- Vienna, 1977, during his engagement as stage and costume designer of Rudolf Nureyev's ballet production "Don Quixote" for the Wiener Staatsopernballett at the Vienna State Opera House.
- Born: 1932 Melbourne
- Died: 1985 (aged 52–53) London
- Known for: Scenery and costume design, photography

= Barry Kay =

Australian artist

Barry Kay (1932 - 1985) was an Australian stage and costume designer of international renown. After having studied painting at the Académie Julian in Paris and theatre design in Melbourne, he settled in London in 1956. In the course of his career, lasting almost four decades, he designed for the ballet, opera and theatre alike, working with established directors and choreographers at major theatres and opera houses and their companies worldwide.

Kay's emphasis lay in pioneering three-dimensional stage set designs for the ballet. By breaking away from the traditional use of "flat wings" scenery, in designing for the theatre he expanded on the revolutionary ideas of the Russian Constructivists and the Italian Futurists in the early part of the 20th century.

Among others, he designed for the choreographers Walter Gore, Peter Darrell, Kenneth MacMillan and Rudolf Nureyev, as well as for ballet companies such as Western Theatre Ballet (now Scottish Ballet), The Royal Ballet, The Australian Ballet, the Ballet of the Deutsche Oper Berlin, the Stuttgart Ballet, the Vienna State Opera Ballet, Le Ballet de l'Opéra de Paris and American Ballet Theatre.

Some of the drama and opera directors for whom he worked included Margaret Webster, Colin Graham, John Copley, Peter Dews and Rudolf Hartmann - with productions staged by the Royal Shakespeare Company at the Old Vic, London; Sadler's Wells Opera Company (since 1974 English National Opera), Sadler's Wells Theatre, London; The Royal Opera at the Royal Opera House, Covent Garden, London; and numerous other national and international houses.

Later in his career Kay also became a photographer of subjects with socio-anthropological contents. His photo essay As a Woman, published in 1976, is an extensive portrait of the unique transvestite and transsexual community of Sydney, Australia.
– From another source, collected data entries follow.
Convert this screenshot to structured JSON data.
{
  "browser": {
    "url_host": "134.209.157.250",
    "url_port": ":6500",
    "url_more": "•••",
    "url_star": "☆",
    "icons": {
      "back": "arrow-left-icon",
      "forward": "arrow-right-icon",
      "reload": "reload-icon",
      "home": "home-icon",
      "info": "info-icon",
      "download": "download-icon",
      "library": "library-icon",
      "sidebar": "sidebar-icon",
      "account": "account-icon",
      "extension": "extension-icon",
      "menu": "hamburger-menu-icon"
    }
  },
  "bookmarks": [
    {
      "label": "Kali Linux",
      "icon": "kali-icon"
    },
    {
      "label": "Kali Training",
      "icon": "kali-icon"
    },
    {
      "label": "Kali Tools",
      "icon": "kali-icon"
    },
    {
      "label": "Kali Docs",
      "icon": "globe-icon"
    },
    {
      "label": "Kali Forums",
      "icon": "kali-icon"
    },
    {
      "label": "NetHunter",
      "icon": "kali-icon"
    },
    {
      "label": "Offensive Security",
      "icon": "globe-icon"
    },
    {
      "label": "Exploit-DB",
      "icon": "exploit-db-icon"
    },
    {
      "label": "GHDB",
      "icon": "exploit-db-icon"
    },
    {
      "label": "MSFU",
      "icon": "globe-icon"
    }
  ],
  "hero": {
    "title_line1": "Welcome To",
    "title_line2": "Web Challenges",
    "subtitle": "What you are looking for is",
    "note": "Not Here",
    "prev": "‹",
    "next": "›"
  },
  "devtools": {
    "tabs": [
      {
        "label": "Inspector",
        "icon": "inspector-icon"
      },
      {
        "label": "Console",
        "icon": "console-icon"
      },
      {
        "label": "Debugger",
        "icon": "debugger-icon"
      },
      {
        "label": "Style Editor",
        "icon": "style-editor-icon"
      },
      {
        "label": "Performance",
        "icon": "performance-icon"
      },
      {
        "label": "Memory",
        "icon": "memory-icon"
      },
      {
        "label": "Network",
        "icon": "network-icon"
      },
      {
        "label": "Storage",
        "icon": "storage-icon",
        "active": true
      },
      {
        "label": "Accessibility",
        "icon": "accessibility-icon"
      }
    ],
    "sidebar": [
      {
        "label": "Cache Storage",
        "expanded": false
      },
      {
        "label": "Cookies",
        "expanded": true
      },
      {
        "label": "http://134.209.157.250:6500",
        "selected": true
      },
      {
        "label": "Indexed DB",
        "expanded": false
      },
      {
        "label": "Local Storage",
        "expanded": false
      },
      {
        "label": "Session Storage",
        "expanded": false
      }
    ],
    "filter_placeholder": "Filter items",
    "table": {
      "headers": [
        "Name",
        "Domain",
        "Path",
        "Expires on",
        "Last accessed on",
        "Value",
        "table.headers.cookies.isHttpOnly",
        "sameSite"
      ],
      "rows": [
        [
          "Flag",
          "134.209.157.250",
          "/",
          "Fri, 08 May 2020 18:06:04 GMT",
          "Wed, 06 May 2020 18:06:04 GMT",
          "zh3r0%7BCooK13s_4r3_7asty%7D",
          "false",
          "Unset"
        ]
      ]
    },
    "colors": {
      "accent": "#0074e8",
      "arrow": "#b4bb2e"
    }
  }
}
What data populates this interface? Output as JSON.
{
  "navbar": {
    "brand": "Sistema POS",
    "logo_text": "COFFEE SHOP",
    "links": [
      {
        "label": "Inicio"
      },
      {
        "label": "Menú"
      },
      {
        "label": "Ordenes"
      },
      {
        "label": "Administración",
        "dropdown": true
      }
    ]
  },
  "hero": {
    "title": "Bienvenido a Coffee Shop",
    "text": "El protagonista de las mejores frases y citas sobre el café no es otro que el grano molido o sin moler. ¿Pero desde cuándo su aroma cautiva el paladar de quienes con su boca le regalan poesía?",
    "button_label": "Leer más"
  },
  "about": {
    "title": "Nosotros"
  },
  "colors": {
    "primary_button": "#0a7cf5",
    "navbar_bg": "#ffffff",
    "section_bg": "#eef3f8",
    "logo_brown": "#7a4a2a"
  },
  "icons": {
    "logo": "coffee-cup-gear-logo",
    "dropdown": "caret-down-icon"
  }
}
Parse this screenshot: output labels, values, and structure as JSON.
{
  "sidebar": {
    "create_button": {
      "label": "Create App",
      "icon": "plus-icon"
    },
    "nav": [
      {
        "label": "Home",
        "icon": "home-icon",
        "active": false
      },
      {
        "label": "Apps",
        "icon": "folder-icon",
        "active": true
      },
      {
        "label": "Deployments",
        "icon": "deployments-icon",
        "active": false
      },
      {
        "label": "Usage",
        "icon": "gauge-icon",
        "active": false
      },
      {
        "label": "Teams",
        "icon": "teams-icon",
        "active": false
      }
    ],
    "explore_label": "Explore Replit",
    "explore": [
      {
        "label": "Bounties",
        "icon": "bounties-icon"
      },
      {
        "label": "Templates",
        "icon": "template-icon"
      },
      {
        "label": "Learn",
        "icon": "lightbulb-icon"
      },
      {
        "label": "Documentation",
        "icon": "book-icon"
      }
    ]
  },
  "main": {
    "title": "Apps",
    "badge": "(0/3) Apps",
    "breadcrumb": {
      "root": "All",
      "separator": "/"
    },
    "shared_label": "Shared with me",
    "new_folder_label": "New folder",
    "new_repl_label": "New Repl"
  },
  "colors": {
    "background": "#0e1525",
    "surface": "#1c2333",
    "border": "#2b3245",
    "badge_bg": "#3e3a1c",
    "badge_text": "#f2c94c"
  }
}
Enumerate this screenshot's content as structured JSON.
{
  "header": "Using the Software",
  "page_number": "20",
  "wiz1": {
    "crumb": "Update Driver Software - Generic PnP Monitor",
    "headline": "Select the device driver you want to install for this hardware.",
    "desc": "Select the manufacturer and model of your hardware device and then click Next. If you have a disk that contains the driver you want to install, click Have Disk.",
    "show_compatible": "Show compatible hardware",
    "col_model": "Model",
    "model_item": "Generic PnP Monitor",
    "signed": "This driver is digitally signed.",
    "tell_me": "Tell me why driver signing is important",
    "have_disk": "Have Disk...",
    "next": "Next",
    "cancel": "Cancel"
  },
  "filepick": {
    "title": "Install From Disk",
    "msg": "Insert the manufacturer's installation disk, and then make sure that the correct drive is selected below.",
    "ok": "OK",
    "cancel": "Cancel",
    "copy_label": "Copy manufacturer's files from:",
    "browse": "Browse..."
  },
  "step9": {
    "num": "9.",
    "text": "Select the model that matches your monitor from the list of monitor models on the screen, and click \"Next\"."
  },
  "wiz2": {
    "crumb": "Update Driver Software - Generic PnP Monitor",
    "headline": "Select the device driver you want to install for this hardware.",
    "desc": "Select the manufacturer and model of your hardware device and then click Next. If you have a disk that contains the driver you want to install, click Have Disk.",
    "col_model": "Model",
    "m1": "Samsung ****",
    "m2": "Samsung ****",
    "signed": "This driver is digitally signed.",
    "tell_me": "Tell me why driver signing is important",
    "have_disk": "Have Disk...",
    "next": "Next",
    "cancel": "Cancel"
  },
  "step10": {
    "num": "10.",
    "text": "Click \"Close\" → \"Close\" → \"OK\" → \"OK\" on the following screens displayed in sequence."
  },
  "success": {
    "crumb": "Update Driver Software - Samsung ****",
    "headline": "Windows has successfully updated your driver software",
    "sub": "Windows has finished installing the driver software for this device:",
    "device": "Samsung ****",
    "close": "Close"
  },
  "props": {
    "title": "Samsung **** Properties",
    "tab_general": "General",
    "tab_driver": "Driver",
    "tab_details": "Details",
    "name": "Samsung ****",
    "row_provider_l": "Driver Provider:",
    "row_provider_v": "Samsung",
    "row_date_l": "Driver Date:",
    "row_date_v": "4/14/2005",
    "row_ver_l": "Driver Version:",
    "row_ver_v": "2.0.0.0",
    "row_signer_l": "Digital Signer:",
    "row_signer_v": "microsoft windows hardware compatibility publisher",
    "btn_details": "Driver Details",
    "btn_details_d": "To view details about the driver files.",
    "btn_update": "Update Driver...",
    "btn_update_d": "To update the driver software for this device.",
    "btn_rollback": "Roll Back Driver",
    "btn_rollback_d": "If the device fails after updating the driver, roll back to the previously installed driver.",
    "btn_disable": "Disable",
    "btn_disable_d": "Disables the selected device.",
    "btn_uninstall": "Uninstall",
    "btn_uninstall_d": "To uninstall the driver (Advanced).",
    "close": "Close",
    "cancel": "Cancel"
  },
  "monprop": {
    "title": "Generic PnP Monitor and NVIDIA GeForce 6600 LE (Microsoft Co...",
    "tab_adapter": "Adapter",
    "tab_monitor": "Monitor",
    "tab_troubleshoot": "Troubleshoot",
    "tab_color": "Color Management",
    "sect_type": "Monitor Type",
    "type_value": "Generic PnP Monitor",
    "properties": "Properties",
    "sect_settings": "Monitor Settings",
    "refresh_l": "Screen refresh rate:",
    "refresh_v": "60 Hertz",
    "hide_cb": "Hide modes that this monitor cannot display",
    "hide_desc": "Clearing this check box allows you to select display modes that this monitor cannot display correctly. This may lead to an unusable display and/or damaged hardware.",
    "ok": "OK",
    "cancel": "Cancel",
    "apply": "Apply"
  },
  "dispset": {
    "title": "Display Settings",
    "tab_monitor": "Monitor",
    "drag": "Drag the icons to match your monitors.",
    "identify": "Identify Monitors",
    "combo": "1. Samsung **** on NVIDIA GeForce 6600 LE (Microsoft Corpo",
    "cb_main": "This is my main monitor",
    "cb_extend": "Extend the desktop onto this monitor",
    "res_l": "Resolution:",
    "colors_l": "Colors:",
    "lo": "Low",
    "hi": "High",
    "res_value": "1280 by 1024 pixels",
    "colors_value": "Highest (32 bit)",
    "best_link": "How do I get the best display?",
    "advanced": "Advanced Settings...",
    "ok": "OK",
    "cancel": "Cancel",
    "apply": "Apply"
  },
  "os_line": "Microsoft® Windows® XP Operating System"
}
Kay's artistic contributions to the performing arts are well represented and documented at national museums, state galleries, art libraries, theatre collections and archives globally. Public collections include: the Australian Performing Arts Collection, Arts Centre Melbourne; Victoria & Albert Museum Theatre Collections, London; Royal Opera House Collections, London; National Gallery of Australia, Canberra; National Library of Australia, Canberra; State Library of New South Wales, Mitchell Library, Sydney; Lipperheidesche Kostümbibliothek, Staatliche Museen zu Berlin; Österreichisches Theatermuseum, Vienna; University of Calgary, Library, Special Collections, Alberta, Canada; MacNay Museum, Tobin Collection of Theatre Arts, San Antonio, Texas.

In November 2006, the Barry Kay Archive website was archived by the National Library of Australia in its PANDORA web archive.

==Honours==
Live Performance Australia, the premiere body for Australia's live entertainment and performing arts, posthumously selected Kay as one of eighty theatre artists awarded a place in its newly established virtual Hall of Fame. Launched on 30 November 2007, Live Performance pays tribute to a collection of people on the occasion of its 90th anniversary.